With all signs pointing towards a Donald Trump vs. Hillary Clinton presidential race this November, many Conservatives are upset by the Republican Party’s choice to back Trump. With his outrageous behavior during rallies, debates, and interviews, Trump has effectively alienated the moderate conservative faction of the GOP. While it is perfectly fair that Trump is in the lead because of his massive appeal to non-establishment voters (which has brought in a massive turnout at the polls), his views tailor only to a specific type of Republican. Trump’s candidacy has created an unhealthy split in the GOP, and without Trump we would have a more conventional and respectable primary race between Rubio and Cruz.
With Trump being the front-runner as of now, mainstream Republicans have been talking on social media about being no-shows at the election if Trump is the official nominee. I believe there should not be widespread no-showing for the election, because it would have a damning effect on the rest of what is being voted on this year. With 24 Senate seats (20 of which are Republican) and all 435 seats in the House of Representatives up in the air, this election will be hugely important in determining our country’s path over the next ten years. If the Democrats take just four seats during the election, there will no longer be a Republican majority in the Senate, thereby making it more difficult to veto the more liberal bills up for a vote.

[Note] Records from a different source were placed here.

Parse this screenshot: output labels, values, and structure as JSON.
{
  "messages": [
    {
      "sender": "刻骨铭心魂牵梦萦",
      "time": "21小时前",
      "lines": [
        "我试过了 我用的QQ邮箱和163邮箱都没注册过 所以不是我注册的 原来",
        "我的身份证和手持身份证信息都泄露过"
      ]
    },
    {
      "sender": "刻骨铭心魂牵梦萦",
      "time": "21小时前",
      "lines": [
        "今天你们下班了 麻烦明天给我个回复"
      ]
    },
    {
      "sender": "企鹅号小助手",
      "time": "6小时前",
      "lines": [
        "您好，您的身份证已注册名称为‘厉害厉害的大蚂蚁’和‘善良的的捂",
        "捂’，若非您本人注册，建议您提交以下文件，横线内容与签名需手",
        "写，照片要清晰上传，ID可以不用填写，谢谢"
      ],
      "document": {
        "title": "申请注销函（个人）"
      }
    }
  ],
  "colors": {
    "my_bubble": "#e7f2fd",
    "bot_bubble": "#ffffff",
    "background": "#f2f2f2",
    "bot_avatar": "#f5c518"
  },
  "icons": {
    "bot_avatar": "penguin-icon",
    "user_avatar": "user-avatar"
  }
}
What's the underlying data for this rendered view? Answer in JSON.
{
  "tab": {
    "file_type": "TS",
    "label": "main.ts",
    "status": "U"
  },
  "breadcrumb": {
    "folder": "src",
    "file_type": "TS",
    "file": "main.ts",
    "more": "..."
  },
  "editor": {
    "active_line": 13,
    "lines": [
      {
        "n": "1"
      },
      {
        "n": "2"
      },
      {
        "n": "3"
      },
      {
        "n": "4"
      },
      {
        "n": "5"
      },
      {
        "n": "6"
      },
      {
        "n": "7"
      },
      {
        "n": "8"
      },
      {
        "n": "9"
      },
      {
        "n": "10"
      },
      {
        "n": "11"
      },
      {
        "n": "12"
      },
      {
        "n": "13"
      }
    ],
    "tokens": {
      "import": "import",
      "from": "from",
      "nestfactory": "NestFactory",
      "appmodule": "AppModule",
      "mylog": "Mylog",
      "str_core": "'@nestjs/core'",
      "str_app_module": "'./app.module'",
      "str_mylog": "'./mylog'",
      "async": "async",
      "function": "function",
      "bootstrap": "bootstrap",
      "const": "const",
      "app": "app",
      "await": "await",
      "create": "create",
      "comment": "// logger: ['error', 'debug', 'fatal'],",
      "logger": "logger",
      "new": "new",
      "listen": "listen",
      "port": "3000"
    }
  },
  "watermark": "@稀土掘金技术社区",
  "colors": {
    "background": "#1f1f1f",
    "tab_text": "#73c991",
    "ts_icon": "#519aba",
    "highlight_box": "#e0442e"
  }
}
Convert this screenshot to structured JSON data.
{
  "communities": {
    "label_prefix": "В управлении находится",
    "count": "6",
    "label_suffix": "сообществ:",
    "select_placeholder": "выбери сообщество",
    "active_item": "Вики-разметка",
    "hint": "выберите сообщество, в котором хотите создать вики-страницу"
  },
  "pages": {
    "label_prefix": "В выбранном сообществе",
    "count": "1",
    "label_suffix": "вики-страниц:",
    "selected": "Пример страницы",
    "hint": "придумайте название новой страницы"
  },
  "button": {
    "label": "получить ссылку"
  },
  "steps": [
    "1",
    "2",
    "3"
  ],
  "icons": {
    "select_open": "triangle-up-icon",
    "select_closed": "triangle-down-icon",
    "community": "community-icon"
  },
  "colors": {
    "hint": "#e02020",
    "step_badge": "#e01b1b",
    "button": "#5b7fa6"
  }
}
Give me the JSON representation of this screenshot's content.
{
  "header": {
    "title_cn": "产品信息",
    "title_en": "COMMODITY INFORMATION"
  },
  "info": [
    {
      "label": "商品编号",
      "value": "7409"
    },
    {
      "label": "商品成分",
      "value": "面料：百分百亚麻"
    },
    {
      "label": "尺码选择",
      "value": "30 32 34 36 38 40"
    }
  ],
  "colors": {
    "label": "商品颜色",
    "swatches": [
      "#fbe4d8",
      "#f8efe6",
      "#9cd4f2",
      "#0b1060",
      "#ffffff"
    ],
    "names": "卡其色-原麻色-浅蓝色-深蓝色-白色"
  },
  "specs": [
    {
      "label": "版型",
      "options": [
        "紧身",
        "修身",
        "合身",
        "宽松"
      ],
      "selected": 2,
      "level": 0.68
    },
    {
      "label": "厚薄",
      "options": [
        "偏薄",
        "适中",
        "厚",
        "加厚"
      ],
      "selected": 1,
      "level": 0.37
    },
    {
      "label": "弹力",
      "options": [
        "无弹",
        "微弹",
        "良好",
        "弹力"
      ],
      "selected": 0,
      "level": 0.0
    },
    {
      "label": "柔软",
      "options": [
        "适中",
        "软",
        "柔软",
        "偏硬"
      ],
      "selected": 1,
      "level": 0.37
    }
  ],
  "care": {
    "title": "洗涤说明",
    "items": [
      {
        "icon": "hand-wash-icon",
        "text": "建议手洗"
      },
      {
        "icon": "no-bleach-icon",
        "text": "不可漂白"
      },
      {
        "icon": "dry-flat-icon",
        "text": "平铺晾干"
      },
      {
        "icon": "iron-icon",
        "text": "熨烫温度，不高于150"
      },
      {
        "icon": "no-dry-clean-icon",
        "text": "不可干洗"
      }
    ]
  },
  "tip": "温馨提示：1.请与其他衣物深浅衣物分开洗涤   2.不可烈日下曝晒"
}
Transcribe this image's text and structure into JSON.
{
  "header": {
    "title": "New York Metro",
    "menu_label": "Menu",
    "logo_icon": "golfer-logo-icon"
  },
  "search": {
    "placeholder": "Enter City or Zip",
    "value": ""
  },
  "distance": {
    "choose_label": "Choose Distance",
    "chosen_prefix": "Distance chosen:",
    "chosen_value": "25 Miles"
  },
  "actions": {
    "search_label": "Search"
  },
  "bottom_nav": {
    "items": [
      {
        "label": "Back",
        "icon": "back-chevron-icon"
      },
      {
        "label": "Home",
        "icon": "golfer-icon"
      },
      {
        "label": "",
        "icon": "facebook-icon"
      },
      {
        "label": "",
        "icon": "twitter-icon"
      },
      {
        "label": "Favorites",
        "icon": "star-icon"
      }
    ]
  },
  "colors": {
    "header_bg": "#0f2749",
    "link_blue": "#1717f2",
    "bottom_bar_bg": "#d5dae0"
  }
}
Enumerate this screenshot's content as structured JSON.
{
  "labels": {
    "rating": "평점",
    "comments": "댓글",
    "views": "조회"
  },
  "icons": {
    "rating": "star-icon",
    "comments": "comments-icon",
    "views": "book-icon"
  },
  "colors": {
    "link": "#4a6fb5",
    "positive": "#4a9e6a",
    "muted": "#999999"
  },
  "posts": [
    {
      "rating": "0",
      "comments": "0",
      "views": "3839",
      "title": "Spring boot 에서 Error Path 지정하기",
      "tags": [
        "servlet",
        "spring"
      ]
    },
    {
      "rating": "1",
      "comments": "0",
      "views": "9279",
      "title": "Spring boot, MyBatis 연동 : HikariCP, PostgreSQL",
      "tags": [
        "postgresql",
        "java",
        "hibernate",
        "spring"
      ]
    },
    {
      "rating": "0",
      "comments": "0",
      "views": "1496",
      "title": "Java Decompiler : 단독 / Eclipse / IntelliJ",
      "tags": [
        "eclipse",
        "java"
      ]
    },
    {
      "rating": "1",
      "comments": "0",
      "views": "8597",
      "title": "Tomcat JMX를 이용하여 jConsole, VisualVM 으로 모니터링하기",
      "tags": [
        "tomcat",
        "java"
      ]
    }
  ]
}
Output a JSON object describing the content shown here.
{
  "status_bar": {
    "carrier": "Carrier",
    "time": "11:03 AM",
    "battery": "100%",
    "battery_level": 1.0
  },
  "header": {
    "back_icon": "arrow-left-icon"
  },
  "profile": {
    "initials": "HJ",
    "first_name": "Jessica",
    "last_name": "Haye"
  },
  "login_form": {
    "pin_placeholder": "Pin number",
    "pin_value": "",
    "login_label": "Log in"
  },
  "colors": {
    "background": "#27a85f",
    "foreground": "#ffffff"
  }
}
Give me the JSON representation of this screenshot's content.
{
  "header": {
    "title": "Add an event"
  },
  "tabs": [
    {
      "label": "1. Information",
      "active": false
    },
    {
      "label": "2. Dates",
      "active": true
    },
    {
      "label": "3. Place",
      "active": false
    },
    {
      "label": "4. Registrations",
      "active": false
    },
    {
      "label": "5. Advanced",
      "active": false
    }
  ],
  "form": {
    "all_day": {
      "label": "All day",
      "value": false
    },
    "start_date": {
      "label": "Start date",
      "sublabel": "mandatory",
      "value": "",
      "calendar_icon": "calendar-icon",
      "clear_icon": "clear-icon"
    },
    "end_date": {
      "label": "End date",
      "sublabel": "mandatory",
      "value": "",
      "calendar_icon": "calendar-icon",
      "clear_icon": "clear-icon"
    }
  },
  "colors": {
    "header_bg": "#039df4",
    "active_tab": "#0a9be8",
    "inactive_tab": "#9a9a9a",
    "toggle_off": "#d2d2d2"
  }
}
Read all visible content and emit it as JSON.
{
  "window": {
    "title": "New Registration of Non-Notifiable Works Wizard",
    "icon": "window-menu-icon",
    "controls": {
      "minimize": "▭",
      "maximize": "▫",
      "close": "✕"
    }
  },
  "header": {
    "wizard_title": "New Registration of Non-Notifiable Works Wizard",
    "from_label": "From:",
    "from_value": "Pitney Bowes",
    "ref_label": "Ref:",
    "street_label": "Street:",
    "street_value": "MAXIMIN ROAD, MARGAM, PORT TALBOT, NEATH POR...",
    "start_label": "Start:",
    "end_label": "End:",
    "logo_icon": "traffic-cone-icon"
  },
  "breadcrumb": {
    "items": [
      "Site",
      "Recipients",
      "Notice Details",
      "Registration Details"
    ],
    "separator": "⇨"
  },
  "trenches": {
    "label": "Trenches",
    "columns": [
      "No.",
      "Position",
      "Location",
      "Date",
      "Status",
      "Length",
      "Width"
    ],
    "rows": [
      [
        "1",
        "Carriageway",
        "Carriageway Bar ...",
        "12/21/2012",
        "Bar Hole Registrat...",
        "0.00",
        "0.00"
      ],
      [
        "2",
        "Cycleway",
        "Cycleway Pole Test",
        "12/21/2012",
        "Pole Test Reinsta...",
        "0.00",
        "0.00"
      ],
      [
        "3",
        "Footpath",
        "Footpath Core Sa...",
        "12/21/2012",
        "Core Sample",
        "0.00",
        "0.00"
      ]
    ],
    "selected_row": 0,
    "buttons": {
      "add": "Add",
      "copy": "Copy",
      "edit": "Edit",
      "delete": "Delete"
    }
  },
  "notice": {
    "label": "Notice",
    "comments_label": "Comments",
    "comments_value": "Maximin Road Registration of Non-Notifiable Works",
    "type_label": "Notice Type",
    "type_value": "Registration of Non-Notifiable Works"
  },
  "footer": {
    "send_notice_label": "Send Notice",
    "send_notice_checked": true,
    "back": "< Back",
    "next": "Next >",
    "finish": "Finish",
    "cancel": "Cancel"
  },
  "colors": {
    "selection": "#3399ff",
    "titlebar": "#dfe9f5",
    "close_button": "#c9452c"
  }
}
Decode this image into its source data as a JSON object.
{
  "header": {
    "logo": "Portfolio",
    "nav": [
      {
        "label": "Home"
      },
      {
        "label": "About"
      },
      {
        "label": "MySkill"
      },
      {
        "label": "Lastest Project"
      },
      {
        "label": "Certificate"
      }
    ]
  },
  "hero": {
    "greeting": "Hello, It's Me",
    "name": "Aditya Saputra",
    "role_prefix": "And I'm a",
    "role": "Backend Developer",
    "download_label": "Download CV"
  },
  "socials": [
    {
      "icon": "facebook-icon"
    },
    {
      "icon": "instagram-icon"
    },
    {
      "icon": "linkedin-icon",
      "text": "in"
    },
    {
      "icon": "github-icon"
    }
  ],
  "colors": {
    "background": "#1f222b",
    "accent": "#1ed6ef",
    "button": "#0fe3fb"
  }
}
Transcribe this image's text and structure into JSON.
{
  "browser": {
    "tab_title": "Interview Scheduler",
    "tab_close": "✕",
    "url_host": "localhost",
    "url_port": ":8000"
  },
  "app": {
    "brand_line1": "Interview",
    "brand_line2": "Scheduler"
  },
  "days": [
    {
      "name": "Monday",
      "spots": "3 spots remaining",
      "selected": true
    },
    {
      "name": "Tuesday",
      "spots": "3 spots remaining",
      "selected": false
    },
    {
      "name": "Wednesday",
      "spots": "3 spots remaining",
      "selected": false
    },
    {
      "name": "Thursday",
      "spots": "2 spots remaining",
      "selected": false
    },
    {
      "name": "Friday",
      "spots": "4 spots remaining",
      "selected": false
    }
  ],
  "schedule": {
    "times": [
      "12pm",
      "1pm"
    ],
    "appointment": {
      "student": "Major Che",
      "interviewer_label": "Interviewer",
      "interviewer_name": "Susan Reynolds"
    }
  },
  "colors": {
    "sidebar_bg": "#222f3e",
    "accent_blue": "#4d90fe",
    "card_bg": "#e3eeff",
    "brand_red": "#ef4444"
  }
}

Another reason that voters should not skip this election is because there are several state-level issues that are going to be decided upon purely by popular vote. For example, one issue that received widespread attention in the 2012 election was the construction of casinos in Maryland in order to increase revenue. With the popular vote going in favor of that bill, casinos are now in Baltimore and at Arundel Mills, both of which are keeping tax revenue in Maryland that would otherwise benefit states such as West Virginia or New Jersey.
With 24 seats in the Senate, the entire House of Representatives, and several state-level votes to consider, no one should boycott the election this year based on the presidential race. The presidency is just one branch of the Federal Government, so it’s nowhere near the only issue you need to consider when going to vote.
Lastly, remember that if you do want to have an effect on the results of the parties’ nominees before the November general election, you can vote in your State’s primary for your respective party. The primary for Maryland will be held on Tuesday, April 26. Get out and vote!